すると菅原道真は「水鏡天満宮」のすぐ横を流れる那珂川の入り口で顔を鏡に映したことになるが、当時海岸はもっと内陸にあり「水鏡」の地は別のところにあったはずである。
 よく調べてみると「水鏡天満宮」は、薬院近くを流れる四十川のそばにあり、ここが菅原道真の京から上陸地点であった。当初ここに水鏡天満宮があったが、黒田藩は福岡城築城の際に福岡城の鬼門に当たる現在の地(アクロス前)に移転し、城の「守護神」にしようとしたのである。

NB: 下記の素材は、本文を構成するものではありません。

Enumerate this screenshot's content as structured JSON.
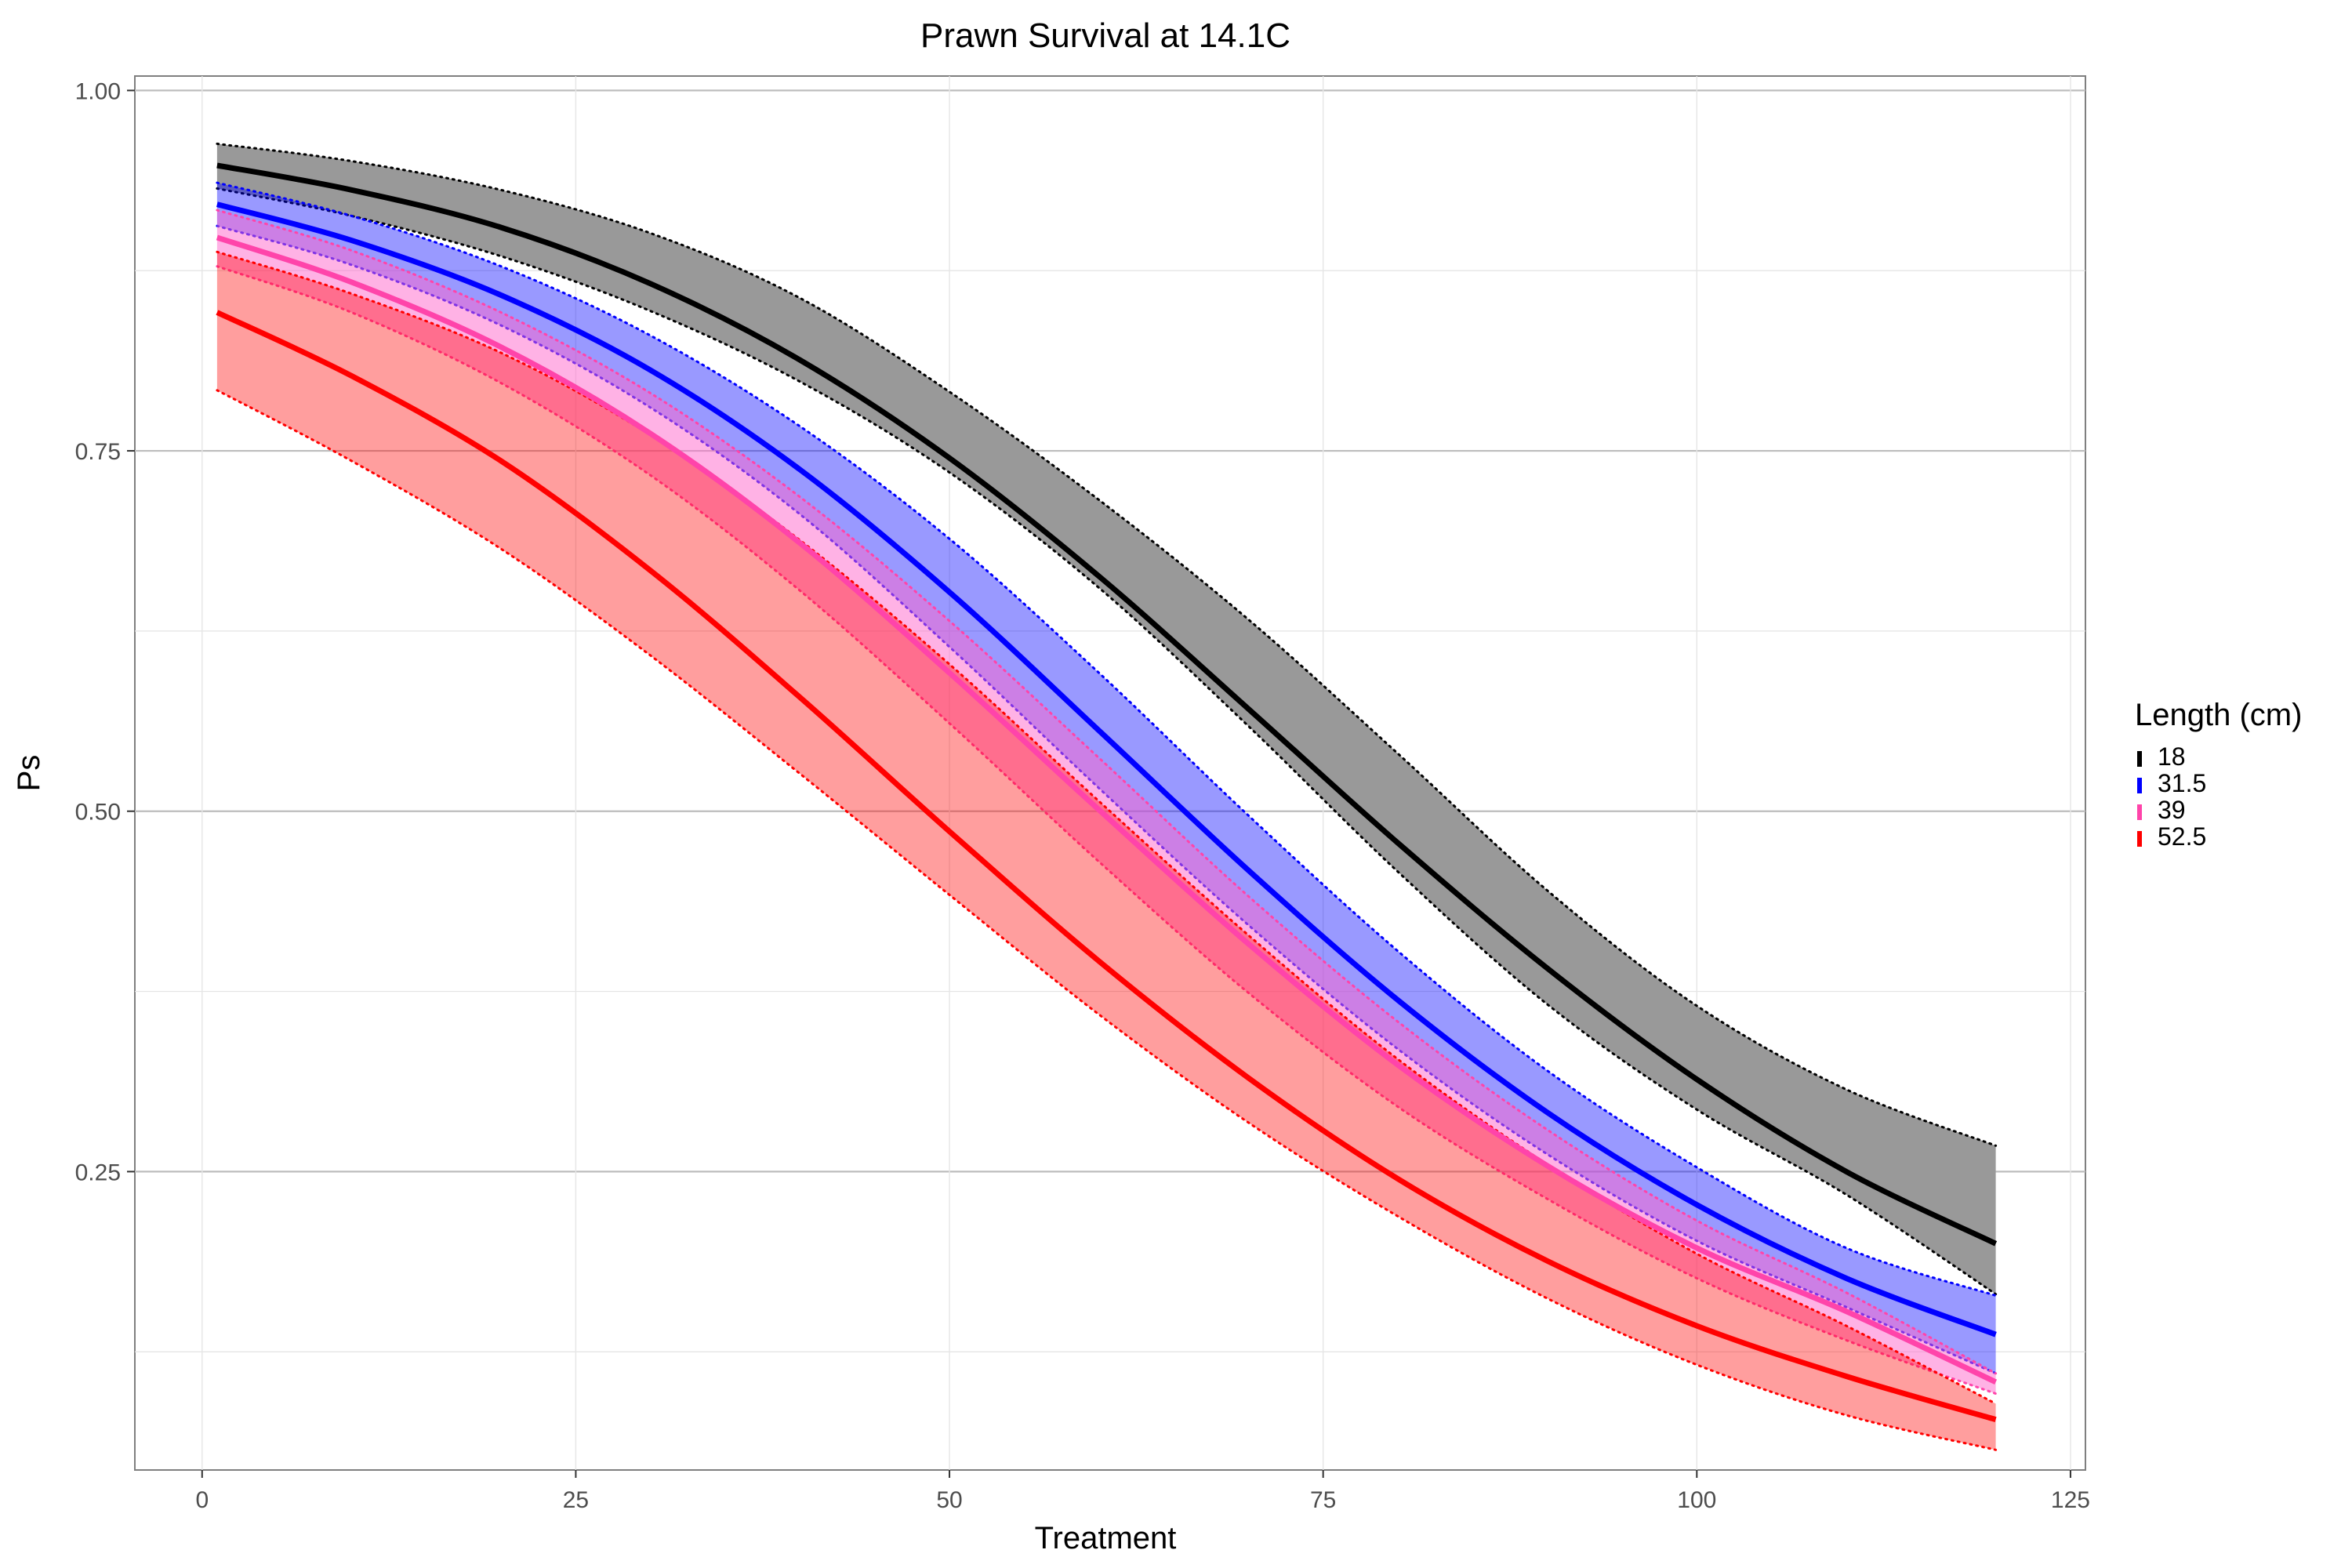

 またこのあたりはもっと別の意味が秘められていた。もともと福岡藩の処刑場で黒田氏は豊前・中津の宇都宮氏を滅ぼしたが、中津・元合寺の有名な僧・空誉もここで処刑されたのである。ここはまさに鬼門の地であった。
 上野の寛永寺が、江戸城の鬼門の位置にあたる場所に建てられたことは特に有名であるが、福岡藩にとってはこの鬼門の地を抑えることこそ重要で水鏡天満宮をここに移転したのである。日本では神社や寺の位置が軍事的な面ばかりではなく風水によってなされておりそのことは我々の想像以上である。
  風水の思想はもともと中国の道教思想に基づくものであるが、日本では家相といった個人単位の小さなのものが主流だが、本来の風水は都市計画的な視野をもったものであった。

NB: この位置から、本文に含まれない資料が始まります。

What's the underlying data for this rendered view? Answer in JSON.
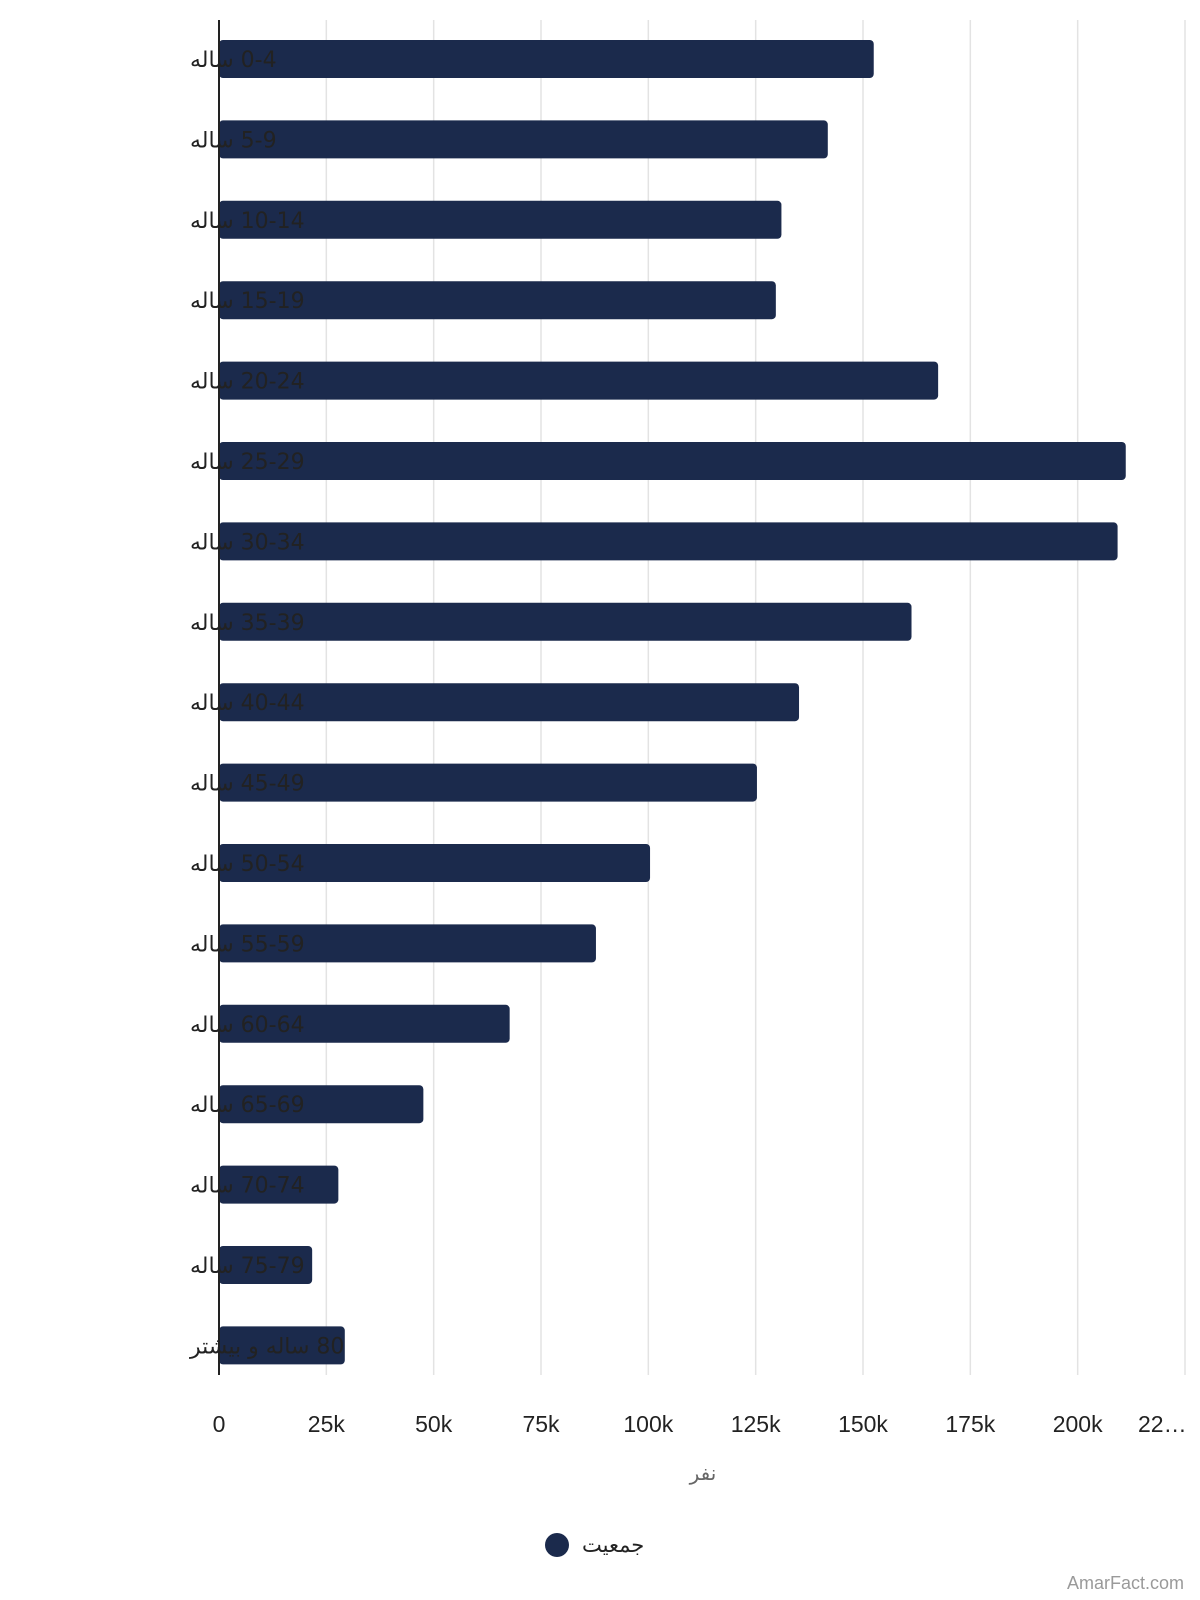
{
  "chart_data": {
    "type": "bar",
    "orientation": "horizontal",
    "categories": [
      "0-4 ساله",
      "5-9 ساله",
      "10-14 ساله",
      "15-19 ساله",
      "20-24 ساله",
      "25-29 ساله",
      "30-34 ساله",
      "35-39 ساله",
      "40-44 ساله",
      "45-49 ساله",
      "50-54 ساله",
      "55-59 ساله",
      "60-64 ساله",
      "65-69 ساله",
      "70-74 ساله",
      "75-79 ساله",
      "80 ساله و بیشتر"
    ],
    "series": [
      {
        "name": "جمعیت",
        "color": "#1b2a4c",
        "values": [
          152500,
          141800,
          131000,
          129700,
          167500,
          211200,
          209300,
          161300,
          135100,
          125300,
          100400,
          87800,
          67700,
          47600,
          27800,
          21700,
          29300
        ]
      }
    ],
    "x_ticks": [
      "0",
      "25k",
      "50k",
      "75k",
      "100k",
      "125k",
      "150k",
      "175k",
      "200k",
      "22…"
    ],
    "xlim": [
      0,
      225000
    ],
    "xlabel": "نفر",
    "ylabel": "",
    "grid": "vertical",
    "legend": "bottom-center"
  },
  "watermark": "AmarFact.com",
  "colors": {
    "bar": "#1b2a4c",
    "grid": "#e3e3e3",
    "axis": "#222222"
  }
}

風水の考え方によれば、「四神相応」つまり四神の整った地に都を構えれば繁栄が約束されるというわけだ。
四神とは東西南北を司る霊獣のことであり、その霊獣はまた各々が自然形態の 象徴となる。つまり東は青龍が治め河川が龍の象徴となり、西は白虎で街道を表し、南の朱雀は池や海。残った北は玄武の範囲で、山がそれぞれの象徴となる。
鬼門とは方位を干支にあてはめてみて、丑と寅の方角にあたる東北を、風水を鬼門と呼んで魔の進入路としているのである。

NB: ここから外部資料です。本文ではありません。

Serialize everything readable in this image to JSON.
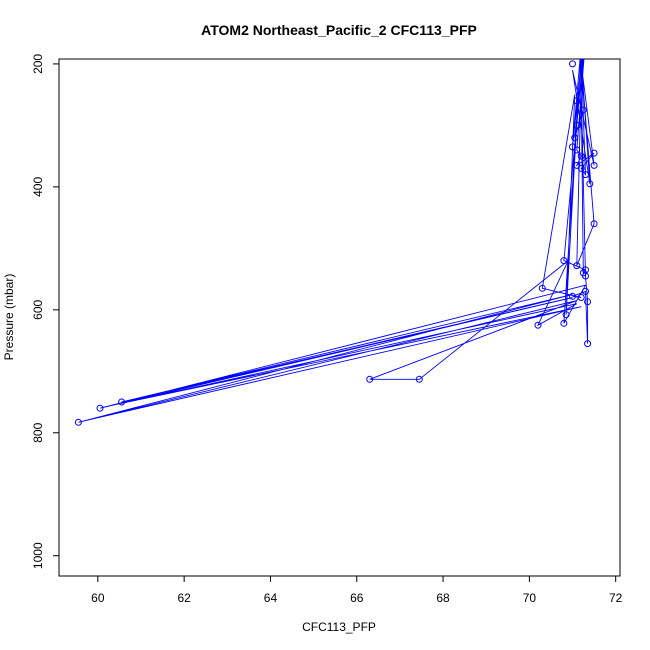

確かに江戸の守護神である寛永寺も京都の守護神である延暦寺も鬼門の位置にある。
ところでもともと水鏡天満宮があったといわれる四十川は現在流れていないが、西鉄大牟田線に併走する薬院新川に「姿見橋」(すがたみばし)という名の橋がかかっている。
このあたりに四十川が流れていて水鏡天満宮がもともとあったところである。「姿見橋」は道真が自らの姿を水面に映した場所であるところから名前がついたものである。
予備校の生徒達がこの橋を渡って通学するのをよくみかけが、大宰府天満宮にまで赴かずとも、ここ天神様ゆかりの場所で合格祈願をしてみてはとつい思ったりもする。
 なお菅原道真ゆかり地といえば、道真上陸後軟禁されたのが西鉄二日市駅近くの榎社である。道真はここで亡くなり、出棺されて牛が動かなくなった場所に道真の亡骸はうめられ、ここに安国寺が建てられ、同じ場所に大宰府天満宮が建てられたのである。
なお秋の例祭で道真のお棺が運ばれた榎社と大宰府天満宮の間の道・どんかん道を平安朝の衣装を身に纏ったった人々の行列がすすんでいく。このどんかん道の行列には道真と縁深い牛もともに歩むのである。
 それで水鏡天満宮の境内には道真と縁が深い牛の像が置かれているのである。
ちなみに福岡の銘菓である千鳥饅頭は菅原道真の和歌「水鏡せると伝えうる天神のにあしのあとに千鳥群れ飛ぶ」から名前をとったという。